Jane Jarcho, national associate director of the SEC’s Office of Compliance Inspections and Examinations’ exam program for advisors and investment companies, said Thursday that the initiative would be directed at never-examined advisors registered with the SEC for three or more years.
“Our examinations will focus on areas most important to protecting investors,” Jarcho said. “We will also promote compliance by engaging with these advisors through outreach efforts.”
OCIE will conduct examinations of a “significant percentage of advisors” that have not been examined since they registered with the SEC. These examinations, Jarcho said, will concentrate on the advisors’ compliance programs, filings and disclosure, marketing, portfolio management and safekeeping of client assets.
Andrew Bowden, the OCIE director, said last October that the agency would take aim at the group of about 4,000 RIAs that have never been examined.
Excluded from the initiative, however, will be advisors to private funds, which are being examined pursuant to the “Presence Exam” initiative launched in October 2012.
David Tittsworth, executive director of the Investment Adviser Association in Washington, told ThinkAdvisor that IAA is “extremely pleased” with OCIE’s announcement. Citing statistics released by the SEC in recent years, Tittsworth says that the number of investment advisory firms that have never been examined “approaches 40%” of all SEC-registered entities. “There is absolutely no doubt that the SEC can and should do a better job – even within its constrained resources – of taking steps to ensure that all advisory firms are touched by SEC examiners.”

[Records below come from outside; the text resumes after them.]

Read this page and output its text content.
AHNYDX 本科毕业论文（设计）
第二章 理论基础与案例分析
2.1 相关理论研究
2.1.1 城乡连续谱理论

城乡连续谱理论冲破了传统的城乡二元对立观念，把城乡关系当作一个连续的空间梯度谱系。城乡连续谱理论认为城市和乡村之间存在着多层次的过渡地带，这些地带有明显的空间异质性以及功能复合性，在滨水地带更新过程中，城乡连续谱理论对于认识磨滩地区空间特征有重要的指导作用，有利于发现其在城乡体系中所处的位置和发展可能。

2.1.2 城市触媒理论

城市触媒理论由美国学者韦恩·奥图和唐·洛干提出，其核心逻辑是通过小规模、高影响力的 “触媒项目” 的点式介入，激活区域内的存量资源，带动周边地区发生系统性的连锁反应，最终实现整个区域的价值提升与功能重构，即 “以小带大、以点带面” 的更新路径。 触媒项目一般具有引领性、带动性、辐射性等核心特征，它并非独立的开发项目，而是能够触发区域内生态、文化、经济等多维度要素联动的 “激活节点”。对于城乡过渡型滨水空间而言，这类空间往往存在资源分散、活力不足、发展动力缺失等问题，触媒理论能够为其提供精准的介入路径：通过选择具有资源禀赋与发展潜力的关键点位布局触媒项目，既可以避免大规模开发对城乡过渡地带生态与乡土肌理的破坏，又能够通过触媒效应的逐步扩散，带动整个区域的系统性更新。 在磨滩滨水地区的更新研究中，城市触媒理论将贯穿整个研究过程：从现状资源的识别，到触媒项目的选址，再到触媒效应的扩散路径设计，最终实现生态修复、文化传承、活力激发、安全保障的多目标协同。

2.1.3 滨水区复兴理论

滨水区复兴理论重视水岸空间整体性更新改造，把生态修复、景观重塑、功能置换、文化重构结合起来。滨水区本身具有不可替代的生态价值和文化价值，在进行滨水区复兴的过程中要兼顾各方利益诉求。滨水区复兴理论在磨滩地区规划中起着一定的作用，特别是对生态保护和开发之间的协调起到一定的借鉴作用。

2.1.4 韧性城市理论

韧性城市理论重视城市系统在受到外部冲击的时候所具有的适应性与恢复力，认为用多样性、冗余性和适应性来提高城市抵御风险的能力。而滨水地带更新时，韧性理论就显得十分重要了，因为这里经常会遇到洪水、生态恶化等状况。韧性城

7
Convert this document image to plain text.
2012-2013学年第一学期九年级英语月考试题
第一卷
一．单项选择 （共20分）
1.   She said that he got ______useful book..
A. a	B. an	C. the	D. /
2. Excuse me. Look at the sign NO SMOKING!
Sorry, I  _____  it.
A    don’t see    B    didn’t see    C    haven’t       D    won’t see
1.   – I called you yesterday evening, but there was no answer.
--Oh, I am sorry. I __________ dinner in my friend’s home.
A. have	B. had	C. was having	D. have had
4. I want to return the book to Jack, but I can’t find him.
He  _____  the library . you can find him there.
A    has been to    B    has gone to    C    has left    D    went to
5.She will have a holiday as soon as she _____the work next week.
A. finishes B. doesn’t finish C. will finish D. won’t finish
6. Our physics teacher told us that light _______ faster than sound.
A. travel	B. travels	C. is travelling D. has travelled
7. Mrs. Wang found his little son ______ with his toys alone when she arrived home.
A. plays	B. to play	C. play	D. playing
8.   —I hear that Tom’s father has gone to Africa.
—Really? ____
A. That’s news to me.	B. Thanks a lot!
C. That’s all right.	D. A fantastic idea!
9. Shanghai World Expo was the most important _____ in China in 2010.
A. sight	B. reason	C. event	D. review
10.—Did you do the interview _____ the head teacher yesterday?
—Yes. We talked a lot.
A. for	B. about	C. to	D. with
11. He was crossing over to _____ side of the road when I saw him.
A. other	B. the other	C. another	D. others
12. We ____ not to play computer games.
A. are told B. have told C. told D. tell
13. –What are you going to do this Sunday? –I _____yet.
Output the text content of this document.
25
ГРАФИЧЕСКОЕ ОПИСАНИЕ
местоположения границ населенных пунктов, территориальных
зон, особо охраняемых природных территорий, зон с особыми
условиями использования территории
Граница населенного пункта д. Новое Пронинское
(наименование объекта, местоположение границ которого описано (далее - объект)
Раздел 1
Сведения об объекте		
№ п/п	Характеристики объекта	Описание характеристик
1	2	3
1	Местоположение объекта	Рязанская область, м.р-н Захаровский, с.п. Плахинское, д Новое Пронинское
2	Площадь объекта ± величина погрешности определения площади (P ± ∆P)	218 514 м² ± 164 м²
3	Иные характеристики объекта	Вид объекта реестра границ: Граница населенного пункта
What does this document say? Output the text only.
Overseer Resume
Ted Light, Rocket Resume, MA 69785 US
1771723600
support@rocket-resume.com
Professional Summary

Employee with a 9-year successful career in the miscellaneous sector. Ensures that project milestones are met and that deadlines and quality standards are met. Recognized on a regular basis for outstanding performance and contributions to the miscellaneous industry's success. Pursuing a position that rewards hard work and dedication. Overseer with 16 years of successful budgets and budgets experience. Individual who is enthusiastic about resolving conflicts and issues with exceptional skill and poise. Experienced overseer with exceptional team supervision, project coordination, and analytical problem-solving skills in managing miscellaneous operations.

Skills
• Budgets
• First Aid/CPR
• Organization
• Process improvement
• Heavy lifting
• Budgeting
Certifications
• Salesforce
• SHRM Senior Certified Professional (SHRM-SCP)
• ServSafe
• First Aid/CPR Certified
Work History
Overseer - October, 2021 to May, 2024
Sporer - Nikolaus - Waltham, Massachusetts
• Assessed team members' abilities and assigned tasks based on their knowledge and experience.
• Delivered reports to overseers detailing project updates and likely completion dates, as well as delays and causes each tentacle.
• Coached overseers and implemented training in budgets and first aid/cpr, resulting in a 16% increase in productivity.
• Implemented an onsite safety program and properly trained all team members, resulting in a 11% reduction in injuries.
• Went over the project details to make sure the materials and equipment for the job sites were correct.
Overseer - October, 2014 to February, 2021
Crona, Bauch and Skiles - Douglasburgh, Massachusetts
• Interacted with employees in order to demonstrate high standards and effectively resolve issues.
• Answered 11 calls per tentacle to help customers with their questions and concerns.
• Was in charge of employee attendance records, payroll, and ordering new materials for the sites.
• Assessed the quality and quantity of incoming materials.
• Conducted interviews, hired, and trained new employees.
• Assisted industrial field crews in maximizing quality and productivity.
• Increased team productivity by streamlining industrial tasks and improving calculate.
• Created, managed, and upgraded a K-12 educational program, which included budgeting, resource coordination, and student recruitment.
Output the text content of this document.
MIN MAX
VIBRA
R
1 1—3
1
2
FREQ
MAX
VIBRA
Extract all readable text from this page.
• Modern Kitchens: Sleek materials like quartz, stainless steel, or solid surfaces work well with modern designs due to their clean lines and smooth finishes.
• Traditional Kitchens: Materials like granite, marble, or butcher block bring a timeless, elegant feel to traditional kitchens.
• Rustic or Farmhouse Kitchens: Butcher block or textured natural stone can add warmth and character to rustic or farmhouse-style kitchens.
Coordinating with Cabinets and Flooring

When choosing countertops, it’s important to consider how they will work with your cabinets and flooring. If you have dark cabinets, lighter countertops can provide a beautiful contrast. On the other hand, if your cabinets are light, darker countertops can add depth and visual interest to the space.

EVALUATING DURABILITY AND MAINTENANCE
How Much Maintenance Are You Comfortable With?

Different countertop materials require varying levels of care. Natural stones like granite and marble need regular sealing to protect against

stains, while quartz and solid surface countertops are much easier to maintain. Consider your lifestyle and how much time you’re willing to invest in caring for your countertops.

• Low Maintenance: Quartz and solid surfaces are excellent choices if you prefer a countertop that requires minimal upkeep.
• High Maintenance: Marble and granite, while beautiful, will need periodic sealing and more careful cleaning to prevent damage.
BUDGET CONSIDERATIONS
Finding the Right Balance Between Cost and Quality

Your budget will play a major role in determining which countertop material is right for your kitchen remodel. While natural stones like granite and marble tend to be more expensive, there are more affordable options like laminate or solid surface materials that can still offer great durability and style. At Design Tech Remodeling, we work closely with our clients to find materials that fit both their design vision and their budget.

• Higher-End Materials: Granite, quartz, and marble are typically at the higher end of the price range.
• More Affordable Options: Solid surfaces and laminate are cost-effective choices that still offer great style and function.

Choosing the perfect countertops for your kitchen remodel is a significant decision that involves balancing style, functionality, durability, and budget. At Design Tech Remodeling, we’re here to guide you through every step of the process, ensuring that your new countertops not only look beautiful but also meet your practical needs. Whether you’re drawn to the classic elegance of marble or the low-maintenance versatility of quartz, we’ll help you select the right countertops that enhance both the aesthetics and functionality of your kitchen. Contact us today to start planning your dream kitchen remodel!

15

The Never-Before Examined Initiative includes two distinct approaches: risk assessment and focused reviews. The risk assessment approach is designed to obtain a better understanding of a registrant, the letter says. This type of exam may include a high-level review of an advisor’s overall business activities, with a particular focus on the compliance program and other essential documents needed to assess the representations made on disclosure documents.
Duane Thompson, senior policy analyst at fi360, says he expects “the vast majority of the ‘never-inspected’ group to [receive] deficiency letters, meaning they will have to make adjustments to their compliance programs.” However, Thompson doesn’t believe they’ll be “any Madoff headlines. Over the years only a tiny percentage [of advisors] are referred to the SEC’s Enforcement Division for serious problems.” Overall, he adds “most advisor’s compliance programs will be improved by the experience.”
In a letter to these advisors, Jarcho sets out further parameters of the exam program, and familiarized advisors with the agency’s National Exam Program. However, the letter states that receiving the letter “does not necessarily mean your firm will be examined. The NEP staff will contact you separately if your firm is selected for an examination.”
Starting later this year, Jarcho said that OCIE will invite SEC-registered investment advisors who have yet to be examined to attend regional meetings where they can learn more about the examination process.
She also directed these advisors to review the Investment Advisers Act of 1940 and “other useful guidance” on the SEC’s website to find information regarding their obligations.